Algo similar ocurrió con la eliminación del pago doble los domingos. Se trató de un reclamo consistente del sector comercial que aseguraba que esa compensación era un freno para la creación de empleos y la posibilidad de operar en horarios extendidos. Tras la aprobación de los cambios, pocos establecimientos comerciales ampliaron sus horarios y, según los economistas, resultó imposible identificar empleos nuevos creados como consecuencia directa de la legislación.
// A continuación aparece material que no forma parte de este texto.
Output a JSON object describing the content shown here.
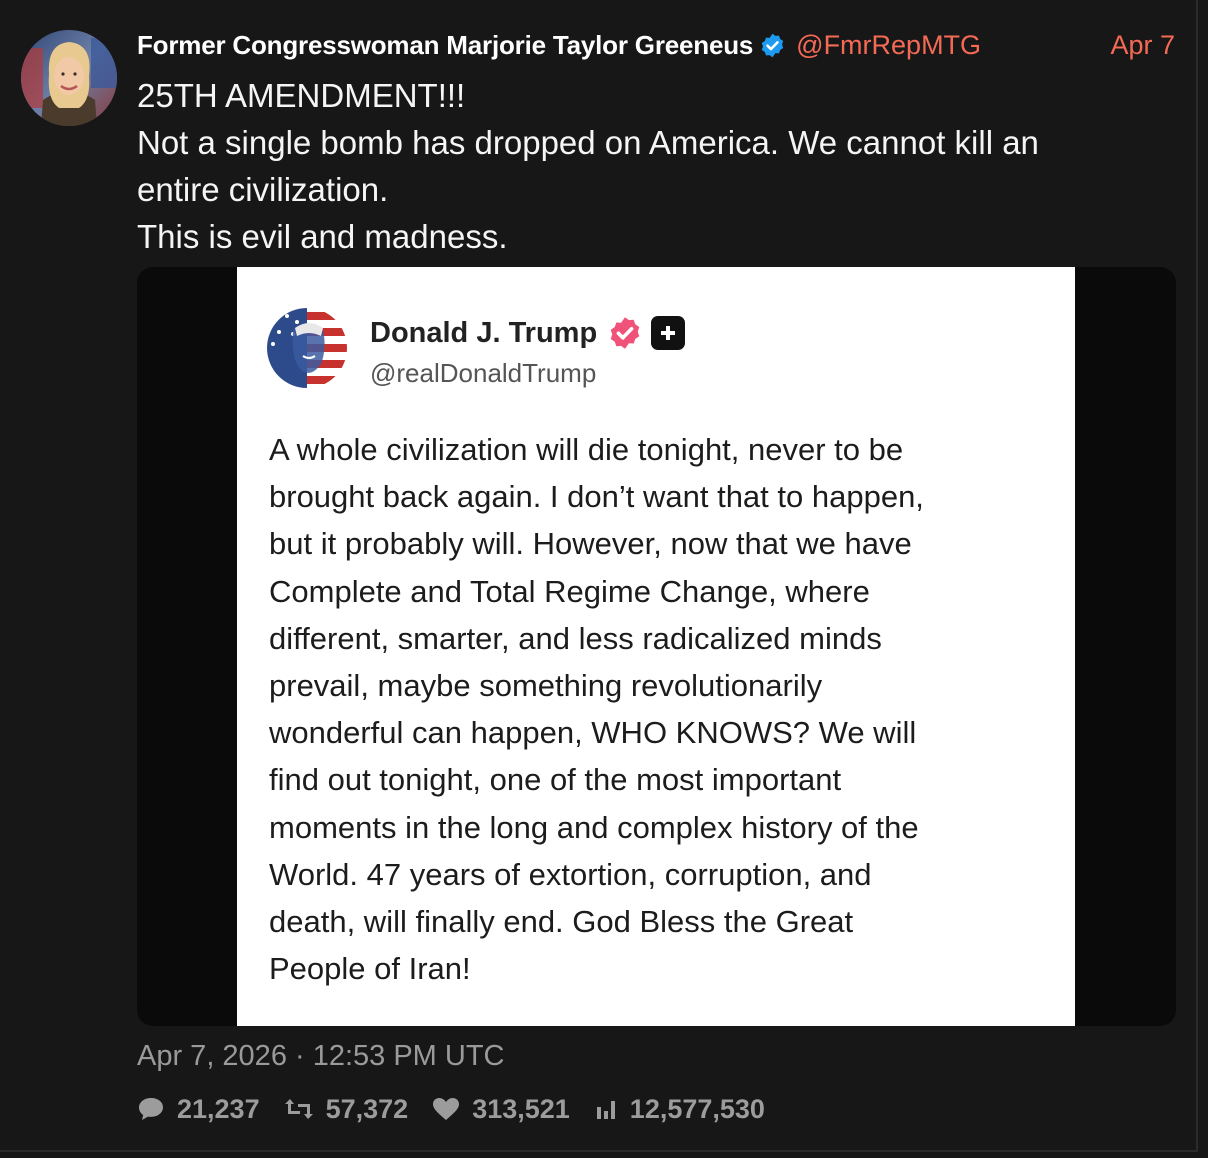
{
  "post": {
    "author_name": "Former Congresswoman Marjorie Taylor Greeneus",
    "author_handle": "@FmrRepMTG",
    "date_short": "Apr 7",
    "text_lines": [
      "25TH AMENDMENT!!!",
      "Not a single bomb has dropped on America. We cannot kill an",
      "entire civilization.",
      "This is evil and madness."
    ],
    "timestamp": "Apr 7, 2026 · 12:53 PM UTC",
    "icons": {
      "avatar": "profile-photo",
      "verified": "verified-badge-icon"
    }
  },
  "embedded": {
    "author_name": "Donald J. Trump",
    "author_handle": "@realDonaldTrump",
    "body_lines": [
      "A whole civilization will die tonight, never to be",
      "brought back again. I don’t want that to happen,",
      "but it probably will. However, now that we have",
      "Complete and Total Regime Change, where",
      "different, smarter, and less radicalized minds",
      "prevail, maybe something revolutionarily",
      "wonderful can happen, WHO KNOWS? We will",
      "find out tonight, one of the most important",
      "moments in the long and complex history of the",
      "World. 47 years of extortion, corruption, and",
      "death, will finally end. God Bless the Great",
      "People of Iran!"
    ],
    "icons": {
      "avatar": "profile-photo",
      "verified": "verified-badge-icon",
      "plus": "plus-icon"
    }
  },
  "stats": {
    "replies": "21,237",
    "reposts": "57,372",
    "likes": "313,521",
    "views": "12,577,530"
  },
  "colors": {
    "background": "#171717",
    "accent": "#f46a55",
    "muted": "#9c9c9c",
    "verified_blue": "#1d9bf0",
    "truth_badge_pink": "#f0527a"
  }
}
El lunes intenté conseguir respuestas a algunas de las preguntas lanzadas, conversando con el vicepresidente del Senado, Larry Seilhamer. “¿Cuál es la evidencia empírica que sustente que se crearán nuevos empleos?”, le lancé. Después de una breve pausa, respondió: “El sentido común y la experiencia son las mejores estadísticas”, dijo. Pero, cuando se trata de alterar los derechos obtenidos por los trabajadores por los pasados cincuenta años, la fe no es razón suficiente. La ausencia de contestación a preguntas esenciales para la formulación de política pública resulta preocupante. ¿En qué áreas se crearán los nuevos empleos? ¿Trabajo social, ingeniería, contabilidad, salud o manufactura? ¿Qué tipo de empleos serán creados? ¿Trabajos a tiempo completo? ¿A tiempo parcial? O tal vez más importante aún, ¿qué pasará con las medidas laborales adoptadas si el sector privado falla en su promesa de crear más trabajos? ¿Habrá rendimiento de cuentas o volverán a pasar con ficha sin que su falta de palabra tenga consecuencias?
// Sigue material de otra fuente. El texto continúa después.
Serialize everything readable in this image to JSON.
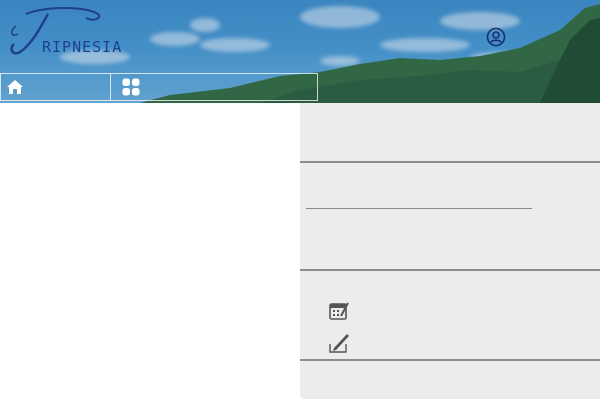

Es evidente que deben darse las condiciones para permitir la creación de nuevos empleos. Áreas como el costo de energía o la lentitud en la otorgación de permisos han sido “reformadas” en el pasado reciente sin obtener los resultados prometidos y es muy probable que deban ser revisadas. Pero la incapacidad del país y pasados gobiernos de realizar las reformas requeridas y la celeridad con que el país quiere ver resultados no justifican la aprobación de medidas sin la discusión adecuada y sin la presentación de los datos empíricos que sustenten las decisiones de política pública. Ahora corresponde el turno del Senado que ya ha anticipado la realización de vistas públicas. Ojalá que se produzcan respuestas. Que de dar palos a ciegas ya hemos tenido suficiente.